Le spécialiste précisait en outre que la science n'a jamais démontré la possibilité d'agir soi-même sur ses taux naturels de dopamine, «à moins de prendre des médicaments comme la ritaline ou une drogue addictive.» Des études ont toutefois souligné que certaines activités (comme la méditation) peuvent favoriser le mécanisme et faciliter l'apprentissage.
Une bonne idée pour «décrocher» des écrans
Bref, l'idée d'un impact sur la dopamine des personnes concernées par les TDAH est complexe et ne peut sans doute pas se résumer à un «menu de hobbies». Par contre, celle de diminuer le besoin compulsif de stimulation peut faire sens, surtout lorsqu'il s'agit de troquer le scrolling contre une balade à l'extérieur, une demi-heure de journaling ou la préparation minutieuse d'une tasse de matcha, puisqu'il s'agit d'activités lentes, sans gratification immédiate:
«Quand nous cédons à des comportements hautement stimulants, on risque de ressentir un contrecoup après la gratification initiale, souligne la psychologue clinicienne Ellen Littman dans le 'Daily Mail'. Si ces occupations peuvent apporter un pic de dopamine aux cerveaux qui en manquent, les niveaux reviennent ensuite à la normale, avec une diminution immédiate de la motivation.»
Selon l'intervenante du média britannique, le menu de dopamine est donc surtout destiné à réduire notre envie automatique d'avoir recours à ces activités hyper-stimulantes, afin d'éviter les montagnes russes et d'investir dans des occupations plus lentes, qui améliorent l'humeur.
Et cette résolution peut s'avérer très bénéfique, ainsi que le confirmait Julie Leros-Fuchs, psychologue spécialisée en neuropsychologue FSP, dans notre article consacré à la capacité attentionnelle: «Le côté addictif et chronophage de ces habitudes numériques tend à nous couper de la réalité et peut engendrer des troubles du sommeil, en perturbant nos rythmes naturels, déplore Julie Leros-Fuchs.
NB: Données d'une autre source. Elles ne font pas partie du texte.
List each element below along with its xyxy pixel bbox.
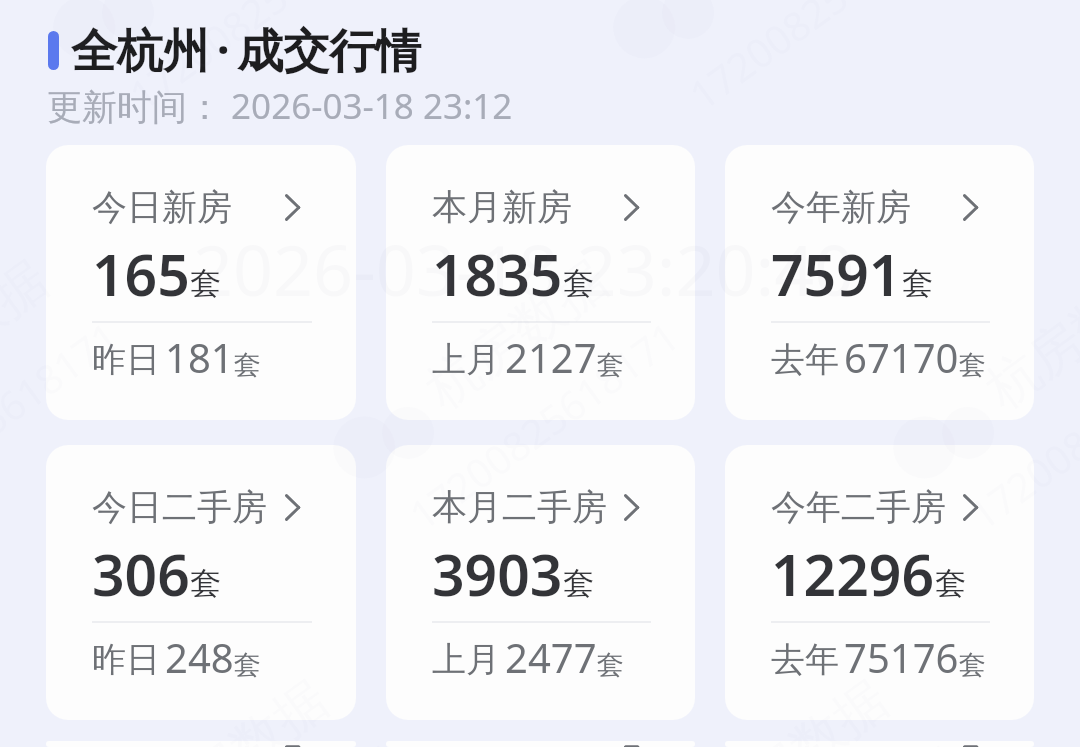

Cette sur-stimulation constante du cerveau ne favorise absolument pas le repos et peut provoquer de l'anxiété, un épuisement ou même des états dépressifs.»
Dans cette optique, il ne vous reste donc plus qu'à vous inspirer des millions de vidéos TikTok disponibles, afin de vous rebeller contre le geste moderne du siècle: scroller!